# Evaluating the results of Training (K-fold Cross-Validation)

The results of training (and its evaluation) will depend on how the data was split into training and testing sets. In this worksheet, we use repeated random subsampling to assess the performance of our trained model.

According to [Wikipedia](https://en.wikipedia.org/wiki/Cross-validation_(statistics)): 
>In k-fold cross-validation, the original sample is randomly partitioned into k equal sized subsamples. Of the k subsamples, a single subsample is retained as the validation data for testing the model, and the remaining k − 1 subsamples are used as training data.

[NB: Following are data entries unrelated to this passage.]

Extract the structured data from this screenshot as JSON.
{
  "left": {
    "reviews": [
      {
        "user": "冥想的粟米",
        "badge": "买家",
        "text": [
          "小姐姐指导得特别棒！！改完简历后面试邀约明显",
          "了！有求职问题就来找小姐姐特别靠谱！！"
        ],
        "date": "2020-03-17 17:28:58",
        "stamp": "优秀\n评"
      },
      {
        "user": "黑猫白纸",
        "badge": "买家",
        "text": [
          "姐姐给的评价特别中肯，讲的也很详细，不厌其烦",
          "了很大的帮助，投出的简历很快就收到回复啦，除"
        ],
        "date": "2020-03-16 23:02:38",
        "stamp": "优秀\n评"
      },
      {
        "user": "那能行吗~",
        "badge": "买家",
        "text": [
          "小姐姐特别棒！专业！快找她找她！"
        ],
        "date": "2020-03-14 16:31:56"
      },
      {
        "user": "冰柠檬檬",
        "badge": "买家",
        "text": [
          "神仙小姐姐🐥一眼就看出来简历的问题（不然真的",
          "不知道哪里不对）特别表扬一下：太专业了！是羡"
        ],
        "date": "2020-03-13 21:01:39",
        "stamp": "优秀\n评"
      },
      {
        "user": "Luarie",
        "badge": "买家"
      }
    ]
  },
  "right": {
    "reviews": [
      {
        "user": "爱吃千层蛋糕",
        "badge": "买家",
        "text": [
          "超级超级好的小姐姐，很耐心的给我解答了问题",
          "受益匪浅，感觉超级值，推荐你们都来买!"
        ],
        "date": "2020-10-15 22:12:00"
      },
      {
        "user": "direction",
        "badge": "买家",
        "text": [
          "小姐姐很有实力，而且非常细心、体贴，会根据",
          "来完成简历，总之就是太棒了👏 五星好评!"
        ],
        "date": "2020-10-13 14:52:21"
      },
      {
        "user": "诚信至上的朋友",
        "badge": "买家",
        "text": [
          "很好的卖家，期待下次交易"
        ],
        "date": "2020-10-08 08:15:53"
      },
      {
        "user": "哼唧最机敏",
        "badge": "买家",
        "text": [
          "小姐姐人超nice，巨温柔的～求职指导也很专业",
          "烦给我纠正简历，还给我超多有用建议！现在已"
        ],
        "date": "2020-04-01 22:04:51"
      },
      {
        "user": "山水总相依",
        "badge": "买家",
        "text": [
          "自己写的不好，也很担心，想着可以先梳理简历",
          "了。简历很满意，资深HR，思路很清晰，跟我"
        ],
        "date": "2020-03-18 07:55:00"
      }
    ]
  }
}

The cross-validation process is then repeated k times, with each of the k subsamples used exactly once as the validation data. The k results can then be averaged to produce a single estimation. The advantage of this method over repeated random sub-sampling (see below) is that all observations are used for both training and validation, and each observation is used for validation exactly once. 10-fold cross-validation is commonly used,[11] but in general k remains an unfixed parameter.

More information available [here](https://scikit-learn.org/stable/modules/cross_validation.html#cross-validation).

For us, measuring performance with different samples is important because of the wide variation in the data: texts vary widely in length, in type, and in transcription conventions. We cannot tell clearly whether the performance of the model, when measured only once, reflects an improvement in the model through training or whether it is the result of the division into training and testing data. 

In [31]:
#Import necessary modules

from __future__ import unicode_literals, print_function
import spacy
from spacy.lang.es import Spanish 
from spacy import displacy
from spacy.tokens import Doc
from collections import defaultdict, Counter
from spacy.attrs import ORTH
from spacy.scorer import Scorer
from spacy.language import GoldParse
from spacy.util import minibatch, compounding

import pandas as pd
import numpy as np
import json
import plac
import random
from sklearn.model_selection import train_test_split
from pathlib import Path
from copy import deepcopy
from sklearn import datasets
from sklearn import svm
from sklearn.model_selection import KFold
import itertools

In [56]:
# Read Tagged Data from JSON file
with open('TaggedData_SF.json', 'r', encoding='utf-8') as fp2:
    TAGGED_DATA = json.load(fp2)
    
TD_np = np.array(TAGGED_DATA)

Spacy has a built-in function for evaluating a model's performance using the [command line](https://spacy.io/api/cli#evaluate), but alternatively you can define a function like the one below. It takes the NER model and examples that you input and returns several metrics:
        - UAS (Unlabelled Attachment Score) 
        - LAS (Labelled Attachment Score)
        - ents_p
        - ents_r
        - ents_f
        - tags_acc
        - token_acc

[According](https://github.com/explosion/spaCy/issues/2405) to one of the creators of Spacy, 
>The UAS and LAS are standard metrics to evaluate dependency parsing. UAS is the proportion of tokens whose head has been correctly assigned, LAS is the proportion of tokens whose head has been correctly assigned with the right dependency label (subject, object, etc).
>ents_p, ents_r, ents_f are the precision, recall and fscore for the NER task.
>tags_acc is the POS tagging accuracy.
>token_acc seems to be the precision for token segmentation.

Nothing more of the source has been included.